Saat ini konflik yang terjadi di Pulau Rempang semakin memanas, pihak masyarakat dan pemerintah saling bersinggungan. Mengetahui hal ini, Dedi Mulyadi angkat bicara.
Konflik di Pulau Rempang, Batam, Kepulauan Riau berawal dari rencana pembangunan Rempang Eko City.
Pembangunan Rempang Eco City merupakan salah satu proyek yang termasuk dalam Program Strategis Nasional tahun 2023 sesuai dengan Permenko Bidang Perekonomian RI Nomor 7 Tahun 2023 dan ditargetkan dapat menarik investasi hingga Rp381 triliun pada tahun 2080.
Kawasan Rempang juga akan menjadi lokasi industri pabrik kaca terbesar kedua di dunia milik perusahaan China Xinyi Group. Investasi proyek itu diperkirakan mencapai US$11,6 miliar atau sekitar Rp174 triliun.
Sebetulnya rencana pembangunan kawasan Rempang Eco City sudah ada sejak 2004. PT Makmur Elok Graha menjadi pihak swasta yang digandeng pemerintah kala itu melalui BP Batam dan Pemerintah Kota Batam bekerja sama.
Berdasarkan situs BP Batam, proyek ini akan memakan 7.572 hektare lahan Pulau Rempang atau 45,89 persen dari keseluruhan lahan pulau Rempang yang memiliki luas sebesar 16.500 hektare.

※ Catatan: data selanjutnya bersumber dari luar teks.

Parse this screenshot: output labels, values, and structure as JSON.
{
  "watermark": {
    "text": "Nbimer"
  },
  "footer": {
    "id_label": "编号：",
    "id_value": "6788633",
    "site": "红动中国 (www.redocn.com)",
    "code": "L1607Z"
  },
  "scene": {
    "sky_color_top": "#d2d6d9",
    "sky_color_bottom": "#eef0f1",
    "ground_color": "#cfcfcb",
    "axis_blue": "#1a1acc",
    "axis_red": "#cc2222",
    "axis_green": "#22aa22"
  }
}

Saat ini rencana pembangunan proyek Rempang Eco City akan dijalankan, dan dengan luas tanah yang sebesar itu tentunya akan ada beberapa masyarakat yang harus direlokasi.

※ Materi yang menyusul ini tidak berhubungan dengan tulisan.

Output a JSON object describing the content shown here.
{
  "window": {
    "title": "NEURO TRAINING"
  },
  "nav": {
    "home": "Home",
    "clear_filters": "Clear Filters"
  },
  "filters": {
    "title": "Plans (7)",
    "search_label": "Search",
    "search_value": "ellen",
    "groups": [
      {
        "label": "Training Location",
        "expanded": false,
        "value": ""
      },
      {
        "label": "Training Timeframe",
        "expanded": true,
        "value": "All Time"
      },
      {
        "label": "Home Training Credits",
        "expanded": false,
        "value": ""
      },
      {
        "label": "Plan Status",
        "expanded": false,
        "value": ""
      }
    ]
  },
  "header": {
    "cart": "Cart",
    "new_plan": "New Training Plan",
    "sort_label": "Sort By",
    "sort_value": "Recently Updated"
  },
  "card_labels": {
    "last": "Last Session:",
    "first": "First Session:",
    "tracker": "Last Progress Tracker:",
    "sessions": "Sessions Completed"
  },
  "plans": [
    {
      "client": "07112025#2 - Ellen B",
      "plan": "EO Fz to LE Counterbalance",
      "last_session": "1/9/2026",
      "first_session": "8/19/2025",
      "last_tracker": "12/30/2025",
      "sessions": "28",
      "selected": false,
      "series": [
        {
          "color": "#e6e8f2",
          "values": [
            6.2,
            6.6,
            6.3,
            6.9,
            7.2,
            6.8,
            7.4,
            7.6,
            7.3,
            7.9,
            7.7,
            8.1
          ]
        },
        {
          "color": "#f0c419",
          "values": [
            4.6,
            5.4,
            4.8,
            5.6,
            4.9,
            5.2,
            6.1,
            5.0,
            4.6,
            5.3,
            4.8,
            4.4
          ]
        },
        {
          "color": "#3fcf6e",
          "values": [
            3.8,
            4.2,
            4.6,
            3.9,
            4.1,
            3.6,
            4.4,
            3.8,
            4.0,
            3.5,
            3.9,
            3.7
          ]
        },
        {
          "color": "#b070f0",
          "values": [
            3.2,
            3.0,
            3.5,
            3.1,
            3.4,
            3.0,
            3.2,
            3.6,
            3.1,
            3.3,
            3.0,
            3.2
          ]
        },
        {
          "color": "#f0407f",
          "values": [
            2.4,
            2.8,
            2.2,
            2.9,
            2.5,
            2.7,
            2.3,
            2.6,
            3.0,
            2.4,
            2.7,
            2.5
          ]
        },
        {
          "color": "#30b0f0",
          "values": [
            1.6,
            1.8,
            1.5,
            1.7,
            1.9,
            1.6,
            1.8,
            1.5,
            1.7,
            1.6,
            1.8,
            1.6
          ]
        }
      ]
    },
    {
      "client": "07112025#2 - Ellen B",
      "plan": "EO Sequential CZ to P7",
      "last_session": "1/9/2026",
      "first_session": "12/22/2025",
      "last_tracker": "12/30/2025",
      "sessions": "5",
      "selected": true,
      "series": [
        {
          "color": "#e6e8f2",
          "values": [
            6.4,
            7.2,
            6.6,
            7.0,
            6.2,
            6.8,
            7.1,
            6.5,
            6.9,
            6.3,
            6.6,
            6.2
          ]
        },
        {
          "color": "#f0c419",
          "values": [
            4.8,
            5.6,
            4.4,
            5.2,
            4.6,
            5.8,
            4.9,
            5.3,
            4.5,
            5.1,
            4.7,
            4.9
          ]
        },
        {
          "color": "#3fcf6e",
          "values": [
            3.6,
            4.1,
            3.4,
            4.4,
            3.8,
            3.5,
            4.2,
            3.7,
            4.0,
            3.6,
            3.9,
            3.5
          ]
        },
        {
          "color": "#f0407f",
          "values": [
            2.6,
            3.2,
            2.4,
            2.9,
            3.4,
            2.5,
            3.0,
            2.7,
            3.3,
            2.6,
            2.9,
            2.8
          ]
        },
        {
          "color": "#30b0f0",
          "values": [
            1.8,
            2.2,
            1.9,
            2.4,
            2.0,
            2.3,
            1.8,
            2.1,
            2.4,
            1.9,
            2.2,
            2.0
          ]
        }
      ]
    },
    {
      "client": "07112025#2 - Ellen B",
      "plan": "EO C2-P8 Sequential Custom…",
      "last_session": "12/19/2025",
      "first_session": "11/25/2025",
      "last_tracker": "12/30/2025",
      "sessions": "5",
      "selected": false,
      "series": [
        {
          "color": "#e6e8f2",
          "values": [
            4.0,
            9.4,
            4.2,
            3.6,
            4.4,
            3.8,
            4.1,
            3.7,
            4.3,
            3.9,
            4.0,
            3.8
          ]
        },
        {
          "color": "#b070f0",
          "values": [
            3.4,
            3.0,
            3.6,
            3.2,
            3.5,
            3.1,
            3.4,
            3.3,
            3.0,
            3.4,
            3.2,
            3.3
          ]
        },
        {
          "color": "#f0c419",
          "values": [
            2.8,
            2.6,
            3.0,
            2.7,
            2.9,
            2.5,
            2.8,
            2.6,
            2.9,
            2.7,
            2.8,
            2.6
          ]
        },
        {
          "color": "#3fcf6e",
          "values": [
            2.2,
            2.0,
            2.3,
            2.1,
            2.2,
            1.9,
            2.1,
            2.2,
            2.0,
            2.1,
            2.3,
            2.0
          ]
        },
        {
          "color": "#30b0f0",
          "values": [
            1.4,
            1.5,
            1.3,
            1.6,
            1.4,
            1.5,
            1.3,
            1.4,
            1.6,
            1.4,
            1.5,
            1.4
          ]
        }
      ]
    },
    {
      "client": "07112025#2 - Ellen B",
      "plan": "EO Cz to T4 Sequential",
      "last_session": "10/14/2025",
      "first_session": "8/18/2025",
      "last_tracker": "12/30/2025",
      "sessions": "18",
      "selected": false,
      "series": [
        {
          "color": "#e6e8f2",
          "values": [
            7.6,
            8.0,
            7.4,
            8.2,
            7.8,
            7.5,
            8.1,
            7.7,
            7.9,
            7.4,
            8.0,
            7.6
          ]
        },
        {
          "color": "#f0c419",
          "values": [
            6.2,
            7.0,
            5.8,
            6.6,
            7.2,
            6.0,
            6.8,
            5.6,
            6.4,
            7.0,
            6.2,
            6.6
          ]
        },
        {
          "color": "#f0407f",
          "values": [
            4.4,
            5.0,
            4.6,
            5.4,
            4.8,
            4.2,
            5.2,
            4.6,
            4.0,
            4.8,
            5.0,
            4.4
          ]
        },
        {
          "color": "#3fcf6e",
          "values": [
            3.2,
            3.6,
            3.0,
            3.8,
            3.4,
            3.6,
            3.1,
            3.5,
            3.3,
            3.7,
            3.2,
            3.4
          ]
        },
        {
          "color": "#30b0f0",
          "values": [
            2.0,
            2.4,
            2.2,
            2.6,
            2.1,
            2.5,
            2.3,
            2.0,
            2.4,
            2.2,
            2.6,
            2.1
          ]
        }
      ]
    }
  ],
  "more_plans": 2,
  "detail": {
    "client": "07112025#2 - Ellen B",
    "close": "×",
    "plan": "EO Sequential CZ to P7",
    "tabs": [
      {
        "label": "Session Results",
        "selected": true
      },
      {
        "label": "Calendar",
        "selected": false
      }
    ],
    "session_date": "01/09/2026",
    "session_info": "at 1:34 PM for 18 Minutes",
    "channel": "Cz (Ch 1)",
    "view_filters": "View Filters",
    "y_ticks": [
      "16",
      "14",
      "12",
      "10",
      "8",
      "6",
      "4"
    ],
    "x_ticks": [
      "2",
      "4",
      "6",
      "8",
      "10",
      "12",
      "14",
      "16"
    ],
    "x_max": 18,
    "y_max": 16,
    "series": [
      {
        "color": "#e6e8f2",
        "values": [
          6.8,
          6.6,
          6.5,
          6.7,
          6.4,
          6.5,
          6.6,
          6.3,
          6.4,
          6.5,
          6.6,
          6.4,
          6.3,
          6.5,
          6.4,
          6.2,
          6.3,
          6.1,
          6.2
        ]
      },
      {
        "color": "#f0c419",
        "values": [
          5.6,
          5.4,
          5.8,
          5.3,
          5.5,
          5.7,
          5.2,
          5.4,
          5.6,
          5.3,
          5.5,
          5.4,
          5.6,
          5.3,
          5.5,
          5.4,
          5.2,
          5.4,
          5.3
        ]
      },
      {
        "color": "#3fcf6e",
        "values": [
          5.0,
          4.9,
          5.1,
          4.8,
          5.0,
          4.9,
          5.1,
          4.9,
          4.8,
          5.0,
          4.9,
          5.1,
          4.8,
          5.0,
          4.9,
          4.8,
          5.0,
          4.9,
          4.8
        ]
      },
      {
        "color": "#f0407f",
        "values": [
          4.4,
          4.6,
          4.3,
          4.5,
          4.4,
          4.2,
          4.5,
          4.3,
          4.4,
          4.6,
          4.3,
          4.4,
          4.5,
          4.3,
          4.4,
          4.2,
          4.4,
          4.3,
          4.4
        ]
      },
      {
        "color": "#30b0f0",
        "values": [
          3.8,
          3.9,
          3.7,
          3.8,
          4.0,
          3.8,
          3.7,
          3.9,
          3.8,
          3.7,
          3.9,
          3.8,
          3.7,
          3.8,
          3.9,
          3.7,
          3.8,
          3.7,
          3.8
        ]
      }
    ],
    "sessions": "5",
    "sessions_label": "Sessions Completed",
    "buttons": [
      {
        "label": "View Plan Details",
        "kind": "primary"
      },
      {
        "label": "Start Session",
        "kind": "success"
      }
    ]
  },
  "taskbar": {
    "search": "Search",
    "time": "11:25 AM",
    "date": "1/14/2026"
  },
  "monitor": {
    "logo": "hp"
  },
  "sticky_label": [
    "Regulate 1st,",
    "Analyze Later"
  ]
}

Kepala BP Batam Muhammad Rudi menyatakan pemerintah menyiapkan rumah tipe 45 senilai Rp120 juta dengan luas tanah 500 meter persegi untuk masyrakat terdampak.
Namun, banyak masyrakat terdampak yang menolak untuk di relokasi dengan alasan mereka sudah ada sejak tahun 1834 dan tidak ikhlas apabila harus berpindah.
Warga menolak atas rencana pembangunan kawasan Rempang Eco City itu dan berbentrokan dengan aparat gabungan yang mengawal pada 7 September 2023.
Mereka menolak pengukuran lahan yang dilakukan BP Batam dan terjadi kericuhan yang tak terhindarkan, sebanyak 7 warga ditangkap dan dijadikan tersangka.
Bentrokan kembali terjadi antar warga yang menolak proyek tersebut dengan aparat gabungan pada 11 September 2023.
Masyarakat menggelar aksi demonstrasi di depan kantor BP Batam, dan Mereka juga menuntut tujuh warga yang sebelumnya ditangkap dan jadi tersangka dibebaskan.
Informasi mengenai peristiwa ini menyebar dengan cepat hingga seluruh indonesia mengetahui kejadian ini.
Dedi Mulyadi atau yang kerap disapa Kang Dedi Mulyadi mengungkapkan pendapat dan sarannya untuk kedua belah pihak mengenai hal ini.
"Investasi adalah sebuah kebutuhan bagi negara agar mengalami pertumbuhan ekonomi yang cukup, dengan adanya investasi apalagi sebuah perusahaan kaca terbesar di dunia maka akan ada tenaga kerja yang terserap dan mengembangkan regulasi ekonomi."
Dedi Mulyadi menyebutkan bahwa tenaga kerja yang terserap haruslah berasal dari lingkungan sekitar Pulau Rempang dan masyarakatnya harus diberikan pelatihan agar dapat memenuhi syarat bekerja di indsutri tersebut.
Ia pun menyebutkan bahwa sebuah pembangunan harus memberikan efek positif bagi masyrakat sekitar.
Dedi Mulyadi menyarankan untuk diadakan diskusi terbuka antara pemerintah dan pihak masyarakat agar tidak terjadi salah paham dan menimbulkan kericuhan.
"Harus ada langkah kita bersama untuk mendialogkan kepada masyrakat, ini industri sebuah kebutuhan, tanah ini diperuntukan untuk industri, ini tempat anda yang baru, kalo keberatan, apa keberatannya? Aspek apa saja yang musti dipenuhi agar masyrakat merasa nyaman ditempat yang baru."